Cela va de la surchauffe climatique mondiale et ses conséquences sur la faune et la flore à l’imperméabilisation des sols et la perturbation des cycles de l’eau, la disparition rapide de la biodiversité, l’accumulation de substances toxiques dans l’air, le sol et l’eau à un nombre rapidement croissant de personnes. et abattre le bétail.
Vous devez imaginer ce que la recherche dit maintenant : le poids de la masse créée par l’homme, c’est-à-dire la somme de toutes les installations industrielles, des maisons, des routes, des navires, des équipements et des montagnes de déchets, atteint le poids de la biomasse sur terre ces dernières années. , c’est-à-dire la Somme des baleines, du bétail, des insectes, des champignons, des cultures, des arbres et des corps humains !
Catastrophe d’époque
Au vu de cette rupture d’époque, le discours commun sur la crise environnementale s’avère n’être qu’une façade : il ne s’agit pas de protection de l’environnement, mais de protection de la vie. Il ne s’agit pas non plus d’une crise temporaire, mais d’ une catastrophe d’époque . Après 50 ans de politique environnementale, c’est-à-dire de confinement mouvementé des dégâts causés par l’économie actuelle, il s’agit désormais de sauver la nature et ses processus vitaux de la puissance écrasante de l’homme.
C’est un numéro de maison complètement différent. Elle exige une profonde révision de l’économie contemporaine et, plus encore, de la modernité expansive dans son ensemble. L’ antidote à la modernité expansive s’appelle la suffisance. Elle est sceptique quant aux réalisations techniques de la modernité. Leur projet civilisationnel est de concilier les ressources de la modernité industrielle avec la capacité de régénération de la biosphère.
La vertu de frugalité a une place ferme dans les traditions de sagesse du monde d’Aristote à Confucius. Il faut les déterrer à nouveau face à l’Anthropocène. Ceci est d’autant plus nécessaire que la stratégie d’efficacité des ressources échoue dès que l’épargne est à nouveau rongée par les quantités de biens. L’efficacité signifie faire les choses correctement, la suffisance signifie faire les bonnes choses.

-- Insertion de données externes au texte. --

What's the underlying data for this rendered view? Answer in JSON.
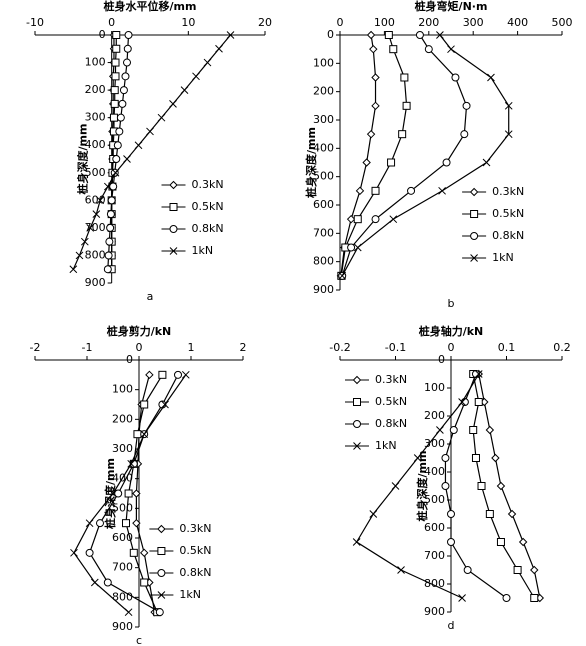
{
  "chart_data": [
    {
      "type": "line",
      "title": "桩身水平位移/mm",
      "y_label": "桩身深度/mm",
      "caption": "a",
      "xlim": [
        -10,
        20
      ],
      "xticks": [
        -10,
        0,
        10,
        20
      ],
      "ylim": [
        0,
        900
      ],
      "yticks": [
        0,
        100,
        200,
        300,
        400,
        500,
        600,
        700,
        800,
        900
      ],
      "y_inverted": true,
      "legend": "lower right",
      "y": [
        0,
        50,
        100,
        150,
        200,
        250,
        300,
        350,
        400,
        450,
        500,
        550,
        600,
        650,
        700,
        750,
        800,
        850
      ],
      "series": [
        {
          "name": "0.3kN",
          "color": "#000000",
          "marker": "diamond",
          "values": [
            0.3,
            0.3,
            0.3,
            0.2,
            0.2,
            0.2,
            0.2,
            0.1,
            0.1,
            0.1,
            0.1,
            0,
            0,
            0,
            0,
            0,
            0,
            0
          ]
        },
        {
          "name": "0.5kN",
          "color": "#000000",
          "marker": "square",
          "values": [
            0.6,
            0.6,
            0.5,
            0.5,
            0.4,
            0.4,
            0.3,
            0.3,
            0.2,
            0.2,
            0.1,
            0.1,
            0,
            0,
            0,
            0,
            0,
            0
          ]
        },
        {
          "name": "0.8kN",
          "color": "#000000",
          "marker": "circle",
          "values": [
            2.2,
            2.1,
            2,
            1.8,
            1.6,
            1.4,
            1.2,
            1,
            0.8,
            0.6,
            0.4,
            0.2,
            0,
            -0.1,
            -0.2,
            -0.3,
            -0.4,
            -0.5
          ]
        },
        {
          "name": "1kN",
          "color": "#000000",
          "marker": "cross",
          "values": [
            15.5,
            14,
            12.5,
            11,
            9.5,
            8,
            6.5,
            5,
            3.5,
            2,
            0.5,
            -0.5,
            -1.5,
            -2,
            -2.8,
            -3.5,
            -4.2,
            -5
          ]
        }
      ]
    },
    {
      "type": "line",
      "title": "桩身弯矩/N·m",
      "y_label": "桩身深度/mm",
      "caption": "b",
      "xlim": [
        0,
        500
      ],
      "xticks": [
        0,
        100,
        200,
        300,
        400,
        500
      ],
      "ylim": [
        0,
        900
      ],
      "yticks": [
        0,
        100,
        200,
        300,
        400,
        500,
        600,
        700,
        800,
        900
      ],
      "y_inverted": true,
      "legend": "lower right",
      "y": [
        0,
        50,
        150,
        250,
        350,
        450,
        550,
        650,
        750,
        850
      ],
      "series": [
        {
          "name": "0.3kN",
          "color": "#000000",
          "marker": "diamond",
          "values": [
            70,
            75,
            80,
            80,
            70,
            60,
            45,
            25,
            10,
            2
          ]
        },
        {
          "name": "0.5kN",
          "color": "#000000",
          "marker": "square",
          "values": [
            110,
            120,
            145,
            150,
            140,
            115,
            80,
            40,
            12,
            3
          ]
        },
        {
          "name": "0.8kN",
          "color": "#000000",
          "marker": "circle",
          "values": [
            180,
            200,
            260,
            285,
            280,
            240,
            160,
            80,
            25,
            5
          ]
        },
        {
          "name": "1kN",
          "color": "#000000",
          "marker": "cross",
          "values": [
            225,
            250,
            340,
            380,
            380,
            330,
            230,
            120,
            40,
            5
          ]
        }
      ]
    },
    {
      "type": "line",
      "title": "桩身剪力/kN",
      "y_label": "桩身深度/mm",
      "caption": "c",
      "xlim": [
        -2,
        2
      ],
      "xticks": [
        -2,
        -1,
        0,
        1,
        2
      ],
      "ylim": [
        0,
        900
      ],
      "yticks": [
        0,
        100,
        200,
        300,
        400,
        500,
        600,
        700,
        800,
        900
      ],
      "y_inverted": true,
      "legend": "lower right",
      "y": [
        50,
        150,
        250,
        350,
        450,
        550,
        650,
        750,
        850
      ],
      "series": [
        {
          "name": "0.3kN",
          "color": "#000000",
          "marker": "diamond",
          "values": [
            0.2,
            0.05,
            0,
            -0.02,
            -0.05,
            -0.05,
            0.1,
            0.2,
            0.3
          ]
        },
        {
          "name": "0.5kN",
          "color": "#000000",
          "marker": "square",
          "values": [
            0.45,
            0.1,
            -0.03,
            -0.1,
            -0.2,
            -0.25,
            -0.1,
            0.1,
            0.35
          ]
        },
        {
          "name": "0.8kN",
          "color": "#000000",
          "marker": "circle",
          "values": [
            0.75,
            0.45,
            0.1,
            -0.1,
            -0.4,
            -0.75,
            -0.95,
            -0.6,
            0.4
          ]
        },
        {
          "name": "1kN",
          "color": "#000000",
          "marker": "cross",
          "values": [
            0.9,
            0.5,
            0.1,
            -0.15,
            -0.5,
            -0.95,
            -1.25,
            -0.85,
            -0.2
          ]
        }
      ]
    },
    {
      "type": "line",
      "title": "桩身轴力/kN",
      "y_label": "桩身深度/mm",
      "caption": "d",
      "xlim": [
        -0.2,
        0.2
      ],
      "xticks": [
        -0.2,
        -0.1,
        0,
        0.1,
        0.2
      ],
      "ylim": [
        0,
        900
      ],
      "yticks": [
        0,
        100,
        200,
        300,
        400,
        500,
        600,
        700,
        800,
        900
      ],
      "y_inverted": true,
      "legend": "upper left",
      "y": [
        50,
        150,
        250,
        350,
        450,
        550,
        650,
        750,
        850
      ],
      "series": [
        {
          "name": "0.3kN",
          "color": "#000000",
          "marker": "diamond",
          "values": [
            0.05,
            0.06,
            0.07,
            0.08,
            0.09,
            0.11,
            0.13,
            0.15,
            0.16
          ]
        },
        {
          "name": "0.5kN",
          "color": "#000000",
          "marker": "square",
          "values": [
            0.04,
            0.05,
            0.04,
            0.045,
            0.055,
            0.07,
            0.09,
            0.12,
            0.15
          ]
        },
        {
          "name": "0.8kN",
          "color": "#000000",
          "marker": "circle",
          "values": [
            0.045,
            0.025,
            0.005,
            -0.01,
            -0.01,
            0,
            0,
            0.03,
            0.1
          ]
        },
        {
          "name": "1kN",
          "color": "#000000",
          "marker": "cross",
          "values": [
            0.05,
            0.02,
            -0.02,
            -0.06,
            -0.1,
            -0.14,
            -0.17,
            -0.09,
            0.02
          ]
        }
      ]
    }
  ]
}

Parce qu’à l’ère moderne et expansive, tout tourne autour de la devise olympique : des vitesses plus grandes, des distances plus grandes, des quantités croissantes de biens et de services. La suffisance nage à contre-courant. Il est basé sur la connaissance proverbiale que tout a un prix. Les prouesses techniques de la modernité industrielle ne sont qu’un côté de la médaille, l’autre est l’inégalité et la destruction de la nature.

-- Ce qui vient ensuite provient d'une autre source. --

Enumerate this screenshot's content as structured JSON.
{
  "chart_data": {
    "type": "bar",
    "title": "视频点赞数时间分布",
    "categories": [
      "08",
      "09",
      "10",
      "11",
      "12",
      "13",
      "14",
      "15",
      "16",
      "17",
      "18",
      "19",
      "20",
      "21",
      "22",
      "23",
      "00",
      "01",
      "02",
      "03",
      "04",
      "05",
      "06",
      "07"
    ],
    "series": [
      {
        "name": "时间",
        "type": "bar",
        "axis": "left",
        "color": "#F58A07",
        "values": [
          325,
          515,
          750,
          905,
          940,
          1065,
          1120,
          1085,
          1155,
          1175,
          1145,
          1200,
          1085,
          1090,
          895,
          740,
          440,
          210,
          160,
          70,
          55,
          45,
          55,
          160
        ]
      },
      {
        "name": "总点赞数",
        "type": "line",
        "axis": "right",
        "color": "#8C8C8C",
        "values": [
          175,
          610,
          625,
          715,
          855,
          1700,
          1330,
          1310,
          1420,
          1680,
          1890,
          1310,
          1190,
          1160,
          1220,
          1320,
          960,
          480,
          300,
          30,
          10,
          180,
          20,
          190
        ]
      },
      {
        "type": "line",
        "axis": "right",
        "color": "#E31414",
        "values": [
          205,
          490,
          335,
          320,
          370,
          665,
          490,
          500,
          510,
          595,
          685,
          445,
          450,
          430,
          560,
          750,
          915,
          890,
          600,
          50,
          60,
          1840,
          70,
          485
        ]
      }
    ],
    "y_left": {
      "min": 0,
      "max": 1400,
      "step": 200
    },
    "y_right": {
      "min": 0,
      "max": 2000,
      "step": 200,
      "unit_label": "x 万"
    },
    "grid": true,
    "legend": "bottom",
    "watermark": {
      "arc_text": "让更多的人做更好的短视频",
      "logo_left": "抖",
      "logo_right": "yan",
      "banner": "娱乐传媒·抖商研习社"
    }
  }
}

Les énergies renouvelables seules ne suffisent pas
C’est pourquoi les tenants de la suffisance prônent de rompre avec l’impératif du « plus vite, plus loin et plus ». En ce sens, l’art de l’omission prime en politique. Ce faisant, il faut abandonner l’hypothèse populaire selon laquelle les énergies renouvelables feront l’affaire, qu’elles sont même disponibles à l’infini. Il ne fait aucun doute que le passage aux énergies renouvelables est inéluctable, mais la question ne peut être étouffée : où et dans quelle mesure ?

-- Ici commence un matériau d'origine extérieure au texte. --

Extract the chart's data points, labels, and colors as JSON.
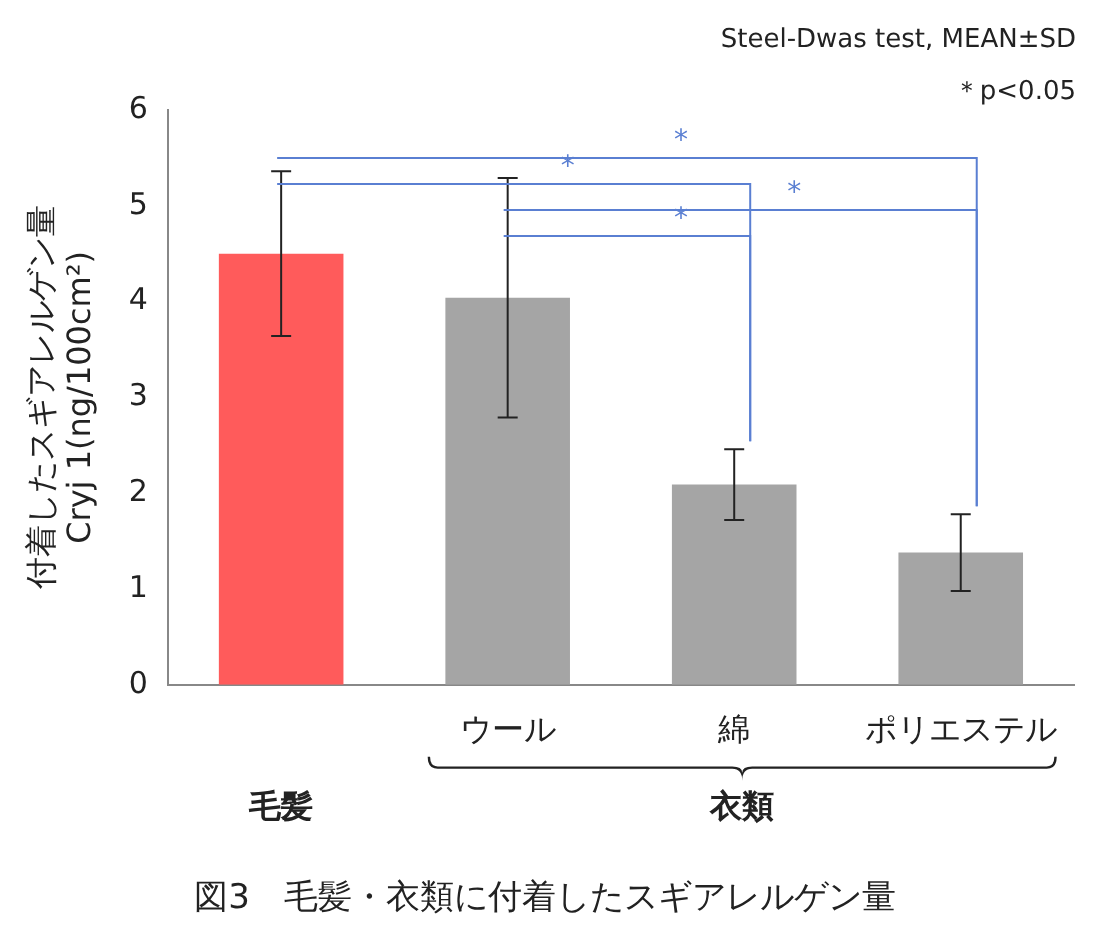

Les limites de la demande de puissance doivent être discutées au regard des coûts de matériel, de surface et de paysage. Quel avantage justifie l’injustice des éoliennes et des cellules solaires ? Le SUV électrique avec lequel roule le citadin aisé ? La consommation électrique pour diffuser des films à la maison au lieu d’aller au cinéma ? Ou : tous les porte-conteneurs en provenance de Chine et les camions longue distance sur les autoroutes, propulsés à l’hydrogène vert ?
Partout revient la vieille question trop souvent étouffée : qu’est-ce qui suffit ? Qu’est-ce qui est suffisant pour tout le monde et à long terme ? En tout état de cause, personne ne devrait supposer qu’un modèle économique basé sur les combustibles fossiles depuis près de 200 ans peut continuer tel quel avec les énergies renouvelables. À l’avenir, la suffisance sera considérée comme un principe de conception technique. De cette façon, les voitures peuvent être conçues pour des vitesses moyennes.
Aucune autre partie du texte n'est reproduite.